Total assets expanded substantially to ₹4,721.51 crores as at March 31, 2026, compared to ₹2,100.61 crores as at March 31, 2025, driven primarily by the IPO proceeds. Total equity rose sharply to ₹2,572.63 crores from ₹492.99 crores. Current borrowings declined to ₹145.65 crores from ₹332.99 crores, indicating partial deleveraging. For FY26, Ather Energy generated net cash from operating activities of ₹31.89 crores, a significant turnaround from net cash used in operating activities of ₹720.70 crores in FY25. The company completed its IPO of 9,28,67,945 equity shares at ₹321 per share, aggregating to ₹2,626.00 crores. As at March 31, 2026, ₹1,008.93 crores of IPO proceeds had been utilised, with ₹1,617.07 crores remaining unutilised.

Corporate Developments and Outlook

The Board approved the re-appointment of M/s. Deloitte Haskins & Sells, Chartered Accountants, as Statutory Auditors for a second term of five consecutive years, commencing from FY27 till FY31, subject to shareholder approval. During the year, the Board approved the incorporation of two wholly owned subsidiaries — a Corporate Agent subsidiary to offer insurance policies, and a Hong Kong-based subsidiary to support procurement functions. Additionally, China's export ban on certain heavy rare earth magnets caused supply chain disruptions, leading the company to defer revenue recognition of ₹24.52 crores for the full year on vehicles affected by temporary deviations in the manufacturing process for traction motors.
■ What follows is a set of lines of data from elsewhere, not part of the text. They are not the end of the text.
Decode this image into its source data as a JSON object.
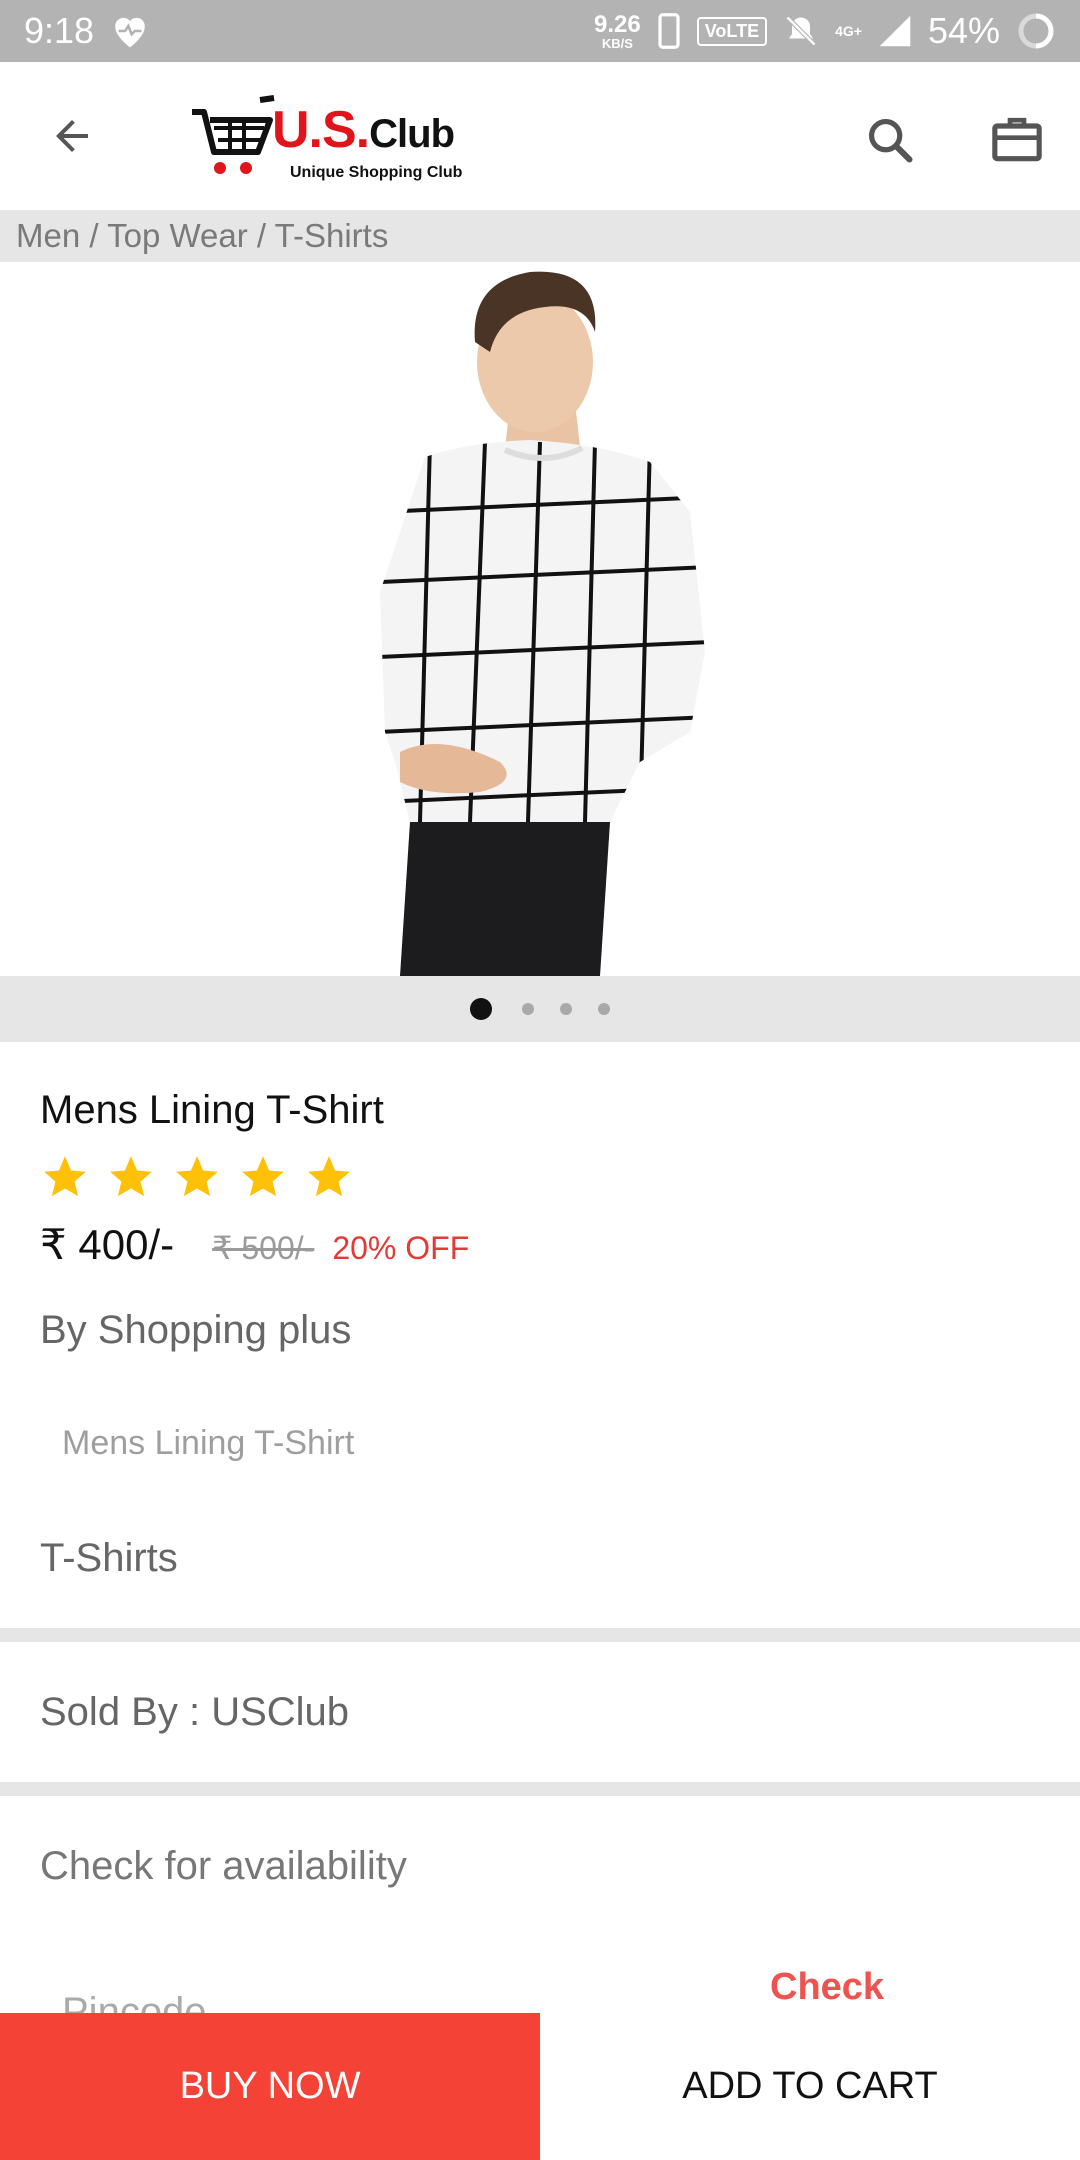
{
  "status_bar": {
    "time": "9:18",
    "net_speed": "9.26",
    "net_speed_unit": "KB/S",
    "volte": "VoLTE",
    "network_type": "4G+",
    "battery": "54%"
  },
  "header": {
    "logo_text_us": "U.S.",
    "logo_text_club": "Club",
    "logo_tagline": "Unique Shopping Club"
  },
  "breadcrumb": "Men / Top Wear / T-Shirts",
  "gallery": {
    "image_count": 4,
    "active_index": 0
  },
  "product": {
    "title": "Mens Lining T-Shirt",
    "rating": 5,
    "rating_max": 5,
    "price": "₹ 400/-",
    "mrp": "₹ 500/-",
    "discount": "20% OFF",
    "brand": "By Shopping plus",
    "description": "Mens Lining T-Shirt",
    "category": "T-Shirts"
  },
  "seller": "Sold By : USClub",
  "availability": {
    "heading": "Check for availability",
    "pincode_placeholder": "Pincode",
    "check_label": "Check"
  },
  "actions": {
    "buy_now": "BUY NOW",
    "add_to_cart": "ADD TO CART"
  },
  "colors": {
    "accent_red": "#f44336",
    "star_yellow": "#ffc107",
    "status_bar": "#b3b3b3"
  }
}
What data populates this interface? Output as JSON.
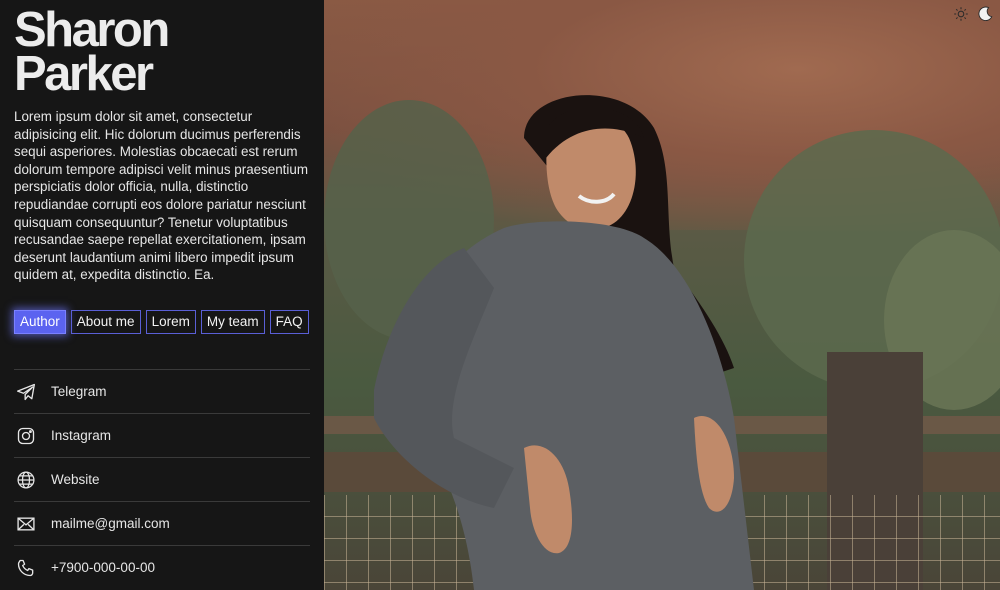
{
  "profile": {
    "first_name": "Sharon",
    "last_name": "Parker",
    "bio": "Lorem ipsum dolor sit amet, consectetur adipisicing elit. Hic dolorum ducimus perferendis sequi asperiores. Molestias obcaecati est rerum dolorum tempore adipisci velit minus praesentium perspiciatis dolor officia, nulla, distinctio repudiandae corrupti eos dolore pariatur nesciunt quisquam consequuntur? Tenetur voluptatibus recusandae saepe repellat exercitationem, ipsam deserunt laudantium animi libero impedit ipsum quidem at, expedita distinctio. Ea."
  },
  "tabs": [
    {
      "label": "Author",
      "active": true
    },
    {
      "label": "About me",
      "active": false
    },
    {
      "label": "Lorem",
      "active": false
    },
    {
      "label": "My team",
      "active": false
    },
    {
      "label": "FAQ",
      "active": false
    }
  ],
  "contacts": [
    {
      "label": "Telegram",
      "icon": "telegram-icon"
    },
    {
      "label": "Instagram",
      "icon": "instagram-icon"
    },
    {
      "label": "Website",
      "icon": "globe-icon"
    },
    {
      "label": "mailme@gmail.com",
      "icon": "mail-icon"
    },
    {
      "label": "+7900-000-00-00",
      "icon": "phone-icon"
    }
  ],
  "theme_toggle": {
    "icons": [
      "sun-icon",
      "moon-icon"
    ]
  },
  "colors": {
    "accent": "#5b63f0",
    "background": "#161616",
    "text": "#e8e8e8"
  }
}
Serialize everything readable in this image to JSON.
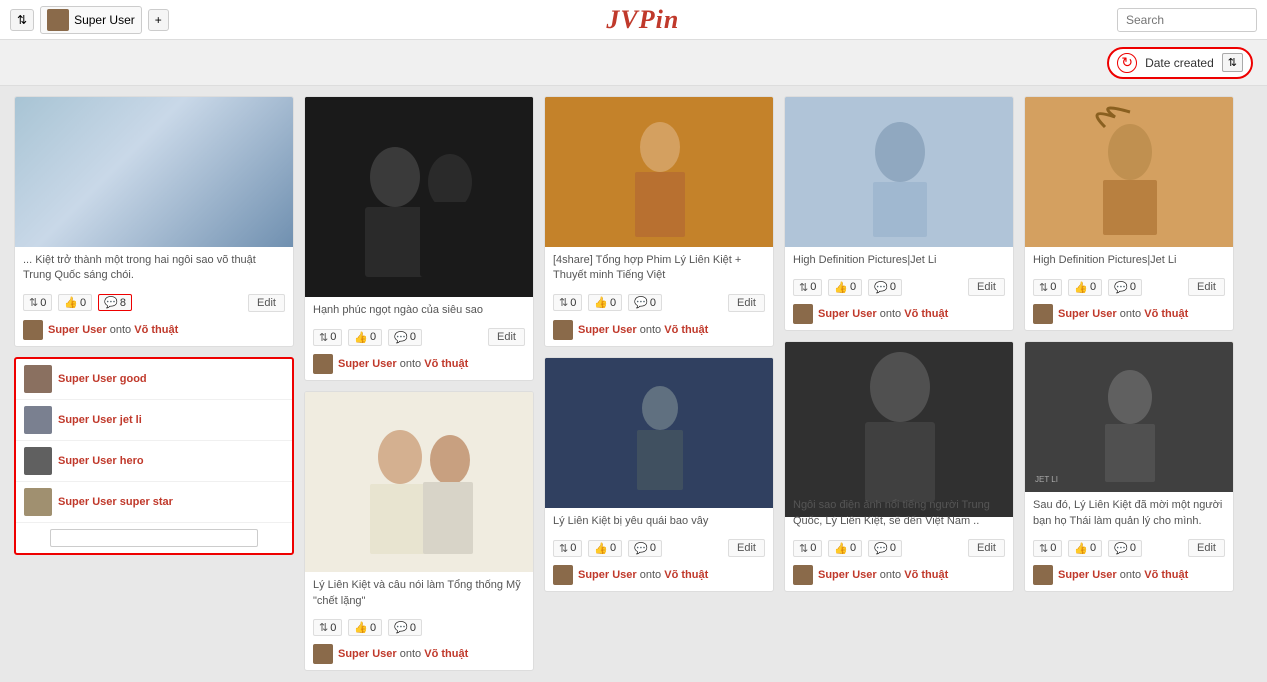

The earnings call for the quarter and full year ended March 31, 2026, was held on May 04, 2026, and the audio recording is available on the company's website in accordance with Regulation 30 of the SEBI (Listing Obligations and Disclosure Requirements) Regulations, 2015. Looking ahead, the company has flagged that commodity costs are expected to remain volatile and elevated in the short-term due to ongoing geopolitical factors, posing a potential headwind to margin management.